To solve the problem, we need to find the values of \( x \) in the interval \([-2, 2]\) for which \( f(x-3) \), \( f(x-1) \), and \( f(x+1) \) are in arithmetic progression.
### Step 1: Define the function
The function is given as:
\[
f(x) = |x + 1|
\]
### Step 2: Calculate \( f(x-3) \), \( f(x-1) \), and \( f(x+1) \)
1. **Calculate \( f(x-3) \)**:
\[
f(x-3) = |(x-3) + 1| = |x - 2|
\]
2. **Calculate \( f(x-1) \)**:
\[
f(x-1) = |(x-1) + 1| = |x|
\]
3. **Calculate \( f(x+1) \)**:
\[
f(x+1) = |(x+1) + 1| = |x + 2|
\]
### Step 3: Set up the arithmetic progression condition
For three numbers \( a, b, c \) to be in arithmetic progression, the middle term must equal the average of the other two:
\[
f(x-1) = \frac{f(x-3) + f(x+1)}{2}
\]
Substituting the values we calculated:
\[
|x| = \frac{|x - 2| + |x + 2|}{2}
\]
Multiplying both sides by 2:
\[
2|x| = |x - 2| + |x + 2|
\]
### Step 4: Analyze the absolute values
The absolute values will change depending on the value of \( x \). We will consider different cases based on the critical points where the expressions inside the absolute values change sign: \( x = -2, 0, 2 \).
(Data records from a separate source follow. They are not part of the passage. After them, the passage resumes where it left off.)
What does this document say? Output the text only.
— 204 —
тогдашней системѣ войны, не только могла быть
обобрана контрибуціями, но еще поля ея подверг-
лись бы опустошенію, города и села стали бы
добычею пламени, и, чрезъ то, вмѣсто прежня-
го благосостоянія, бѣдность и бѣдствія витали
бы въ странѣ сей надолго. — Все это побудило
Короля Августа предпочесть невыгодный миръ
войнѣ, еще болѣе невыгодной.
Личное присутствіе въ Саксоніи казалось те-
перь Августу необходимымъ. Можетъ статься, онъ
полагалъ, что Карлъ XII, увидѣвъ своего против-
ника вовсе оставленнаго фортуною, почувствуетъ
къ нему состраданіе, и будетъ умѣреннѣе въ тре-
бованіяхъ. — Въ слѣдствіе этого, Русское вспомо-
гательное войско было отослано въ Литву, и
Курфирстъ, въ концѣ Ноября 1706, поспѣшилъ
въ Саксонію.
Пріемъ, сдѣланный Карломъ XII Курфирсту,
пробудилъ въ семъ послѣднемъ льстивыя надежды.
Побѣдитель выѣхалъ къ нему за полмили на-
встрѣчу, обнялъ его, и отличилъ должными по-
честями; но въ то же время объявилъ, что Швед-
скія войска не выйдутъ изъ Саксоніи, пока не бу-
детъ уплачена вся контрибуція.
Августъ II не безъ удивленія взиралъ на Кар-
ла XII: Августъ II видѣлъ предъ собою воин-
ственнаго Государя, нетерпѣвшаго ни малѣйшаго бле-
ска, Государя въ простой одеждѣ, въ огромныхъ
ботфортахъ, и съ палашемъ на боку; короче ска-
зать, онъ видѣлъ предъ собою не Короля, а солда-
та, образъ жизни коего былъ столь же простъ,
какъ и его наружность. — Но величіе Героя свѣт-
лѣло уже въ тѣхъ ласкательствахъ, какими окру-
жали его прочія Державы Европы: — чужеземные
#### Case 1: \( x \in [-2, 0) \)
- Here, \( |x| = -x \), \( |x - 2| = -x + 2 \), and \( |x + 2| = x + 2 \).
\[
2(-x) = (-x + 2) + (x + 2)
\]
\[
-2x = 4 \implies x = -2
\]
Since \( -2 \) is in the interval, it is a valid solution.
#### Case 2: \( x = 0 \)
- Check if \( x = 0 \) satisfies the condition:
\[
2|0| = |0 - 2| + |0 + 2| \implies 0 = 2 + 2 \implies 0 \neq 4
\]
Thus, \( x = 0 \) is not a solution.
#### Case 3: \( x \in (0, 2] \)
- Here, \( |x| = x \), \( |x - 2| = -x + 2 \), and \( |x + 2| = x + 2 \).
\[
2x = (-x + 2) + (x + 2)
\]
\[
2x = 4 \implies x = 2
\]
Since \( 2 \) is in the interval, it is also a valid solution.
### Step 5: Conclusion
The valid solutions for \( x \) in the interval \([-2, 2]\) are:
- \( x = -2 \)
- \( x = 2 \)
Thus, the total number of values of \( x \) for which \( f(x-3), f(x-1), f(x+1) \) are in arithmetic progression is **2**.